Blockchain analytics company Chainalysis has launched a new automation feature designed to make its on-chain investigative and compliance tools accessible to a broader audience, including those without extensive technical expertise.
The feature, named Workflows, enables investigators and compliance teams to execute predefined blockchain analyses without the need for coding. This significantly reduces the reliance on custom SQL or Python queries for common investigative tasks.
Chainalysis explained that the tool aims to standardize recurring investigative processes through prebuilt templates. This approach makes these processes easier to repeat and apply across multiple cases, reflecting the company's strategy to adapt its data products for a wider user base.

Ekim Buyuk, senior product manager at Chainalysis, stated, "What previously required technical expertise and lots of time, can now be done by any user in minutes. Instead of asking users to understand data schemas, it asks investigation-level questions such as which actors, wallets, or time frames matter."
Buyuk highlighted the rapid adoption of new technologies by fraud and scam networks to scale their operations. He referenced Chainalysis research indicating that AI-enabled scams extract 4.5 times more money from victims. This pattern, he added, illustrates the growing need for investigators and compliance teams to monitor such activities.
One challenge in investigating scams is that the amount stolen from one victim may not seem like much on a relative scale, but blockchain analysis can uncover fraud networks with hundreds or thousands of victims at scales in the billions of dollars.
Crypto Scams and Fraud Trends at the Close of 2025
A recent report from Chainalysis estimates that crypto scams and fraud resulted in approximately $17 billion in losses during 2025. This figure was primarily driven by an increase in impersonation schemes and the growing industrialization of fraud operations, which increasingly leverage AI, deepfakes, and sophisticated money-laundering networks.
Several incidents late in the year underscored these risks. On January 2, an attacker drained hundreds of wallets across Ethereum Virtual Machine–compatible networks, stealing amounts under $2,000 per address. On-chain investigator ZachXBT described this as a broad but low-value exploit, potentially linked to the Ledger hack.

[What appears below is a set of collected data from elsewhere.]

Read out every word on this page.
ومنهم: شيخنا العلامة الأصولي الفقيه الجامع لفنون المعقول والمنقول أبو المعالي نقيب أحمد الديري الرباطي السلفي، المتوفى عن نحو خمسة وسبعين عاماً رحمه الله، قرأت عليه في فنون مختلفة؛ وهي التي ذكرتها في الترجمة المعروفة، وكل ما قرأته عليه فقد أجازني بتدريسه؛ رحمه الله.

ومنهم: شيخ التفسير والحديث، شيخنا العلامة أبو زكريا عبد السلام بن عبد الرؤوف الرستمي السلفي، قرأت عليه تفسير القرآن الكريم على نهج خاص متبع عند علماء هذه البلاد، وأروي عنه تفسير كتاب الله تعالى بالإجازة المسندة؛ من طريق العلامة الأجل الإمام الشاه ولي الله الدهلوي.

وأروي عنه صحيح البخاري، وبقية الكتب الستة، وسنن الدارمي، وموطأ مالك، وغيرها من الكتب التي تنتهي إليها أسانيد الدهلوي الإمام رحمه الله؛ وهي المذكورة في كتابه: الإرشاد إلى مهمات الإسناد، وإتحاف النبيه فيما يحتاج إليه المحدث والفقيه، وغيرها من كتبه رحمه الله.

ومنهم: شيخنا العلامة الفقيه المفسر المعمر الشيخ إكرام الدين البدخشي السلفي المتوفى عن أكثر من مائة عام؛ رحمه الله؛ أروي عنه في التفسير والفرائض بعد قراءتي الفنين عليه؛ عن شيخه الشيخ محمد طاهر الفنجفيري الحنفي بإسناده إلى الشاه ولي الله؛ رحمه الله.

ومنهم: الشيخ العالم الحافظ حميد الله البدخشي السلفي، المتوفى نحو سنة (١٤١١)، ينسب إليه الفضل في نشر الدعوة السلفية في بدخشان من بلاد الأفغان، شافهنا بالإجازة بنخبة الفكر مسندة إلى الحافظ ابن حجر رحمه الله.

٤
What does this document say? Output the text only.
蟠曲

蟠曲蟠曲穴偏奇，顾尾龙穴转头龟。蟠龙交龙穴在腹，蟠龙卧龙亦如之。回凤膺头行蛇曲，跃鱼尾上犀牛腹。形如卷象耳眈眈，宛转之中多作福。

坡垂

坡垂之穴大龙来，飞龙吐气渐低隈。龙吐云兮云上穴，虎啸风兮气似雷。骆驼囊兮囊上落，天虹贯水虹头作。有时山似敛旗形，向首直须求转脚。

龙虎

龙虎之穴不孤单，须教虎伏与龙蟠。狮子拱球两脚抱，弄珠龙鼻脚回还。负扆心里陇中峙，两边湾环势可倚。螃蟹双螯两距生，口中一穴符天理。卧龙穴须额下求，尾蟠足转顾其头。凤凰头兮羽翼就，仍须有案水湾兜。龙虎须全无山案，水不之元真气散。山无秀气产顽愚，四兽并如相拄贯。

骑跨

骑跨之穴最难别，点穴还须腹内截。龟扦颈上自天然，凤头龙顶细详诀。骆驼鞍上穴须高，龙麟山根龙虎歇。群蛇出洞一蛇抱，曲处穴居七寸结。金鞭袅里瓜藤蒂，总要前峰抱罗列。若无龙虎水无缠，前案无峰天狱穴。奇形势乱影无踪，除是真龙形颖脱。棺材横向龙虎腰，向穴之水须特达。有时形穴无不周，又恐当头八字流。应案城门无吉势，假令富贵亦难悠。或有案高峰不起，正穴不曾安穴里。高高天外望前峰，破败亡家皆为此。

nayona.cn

Social-engineering attacks also remained a persistent threat. ZachXBT recently identified a suspected scammer who impersonated Coinbase customer support and managed to steal approximately $2 million throughout 2025.

Despite these trends, blockchain security company PeckShield reported a significant decline in overall crypto hacking losses in December. Total losses from hacks and exploits fell to approximately $76 million, a 60% decrease from November's $194.2 million.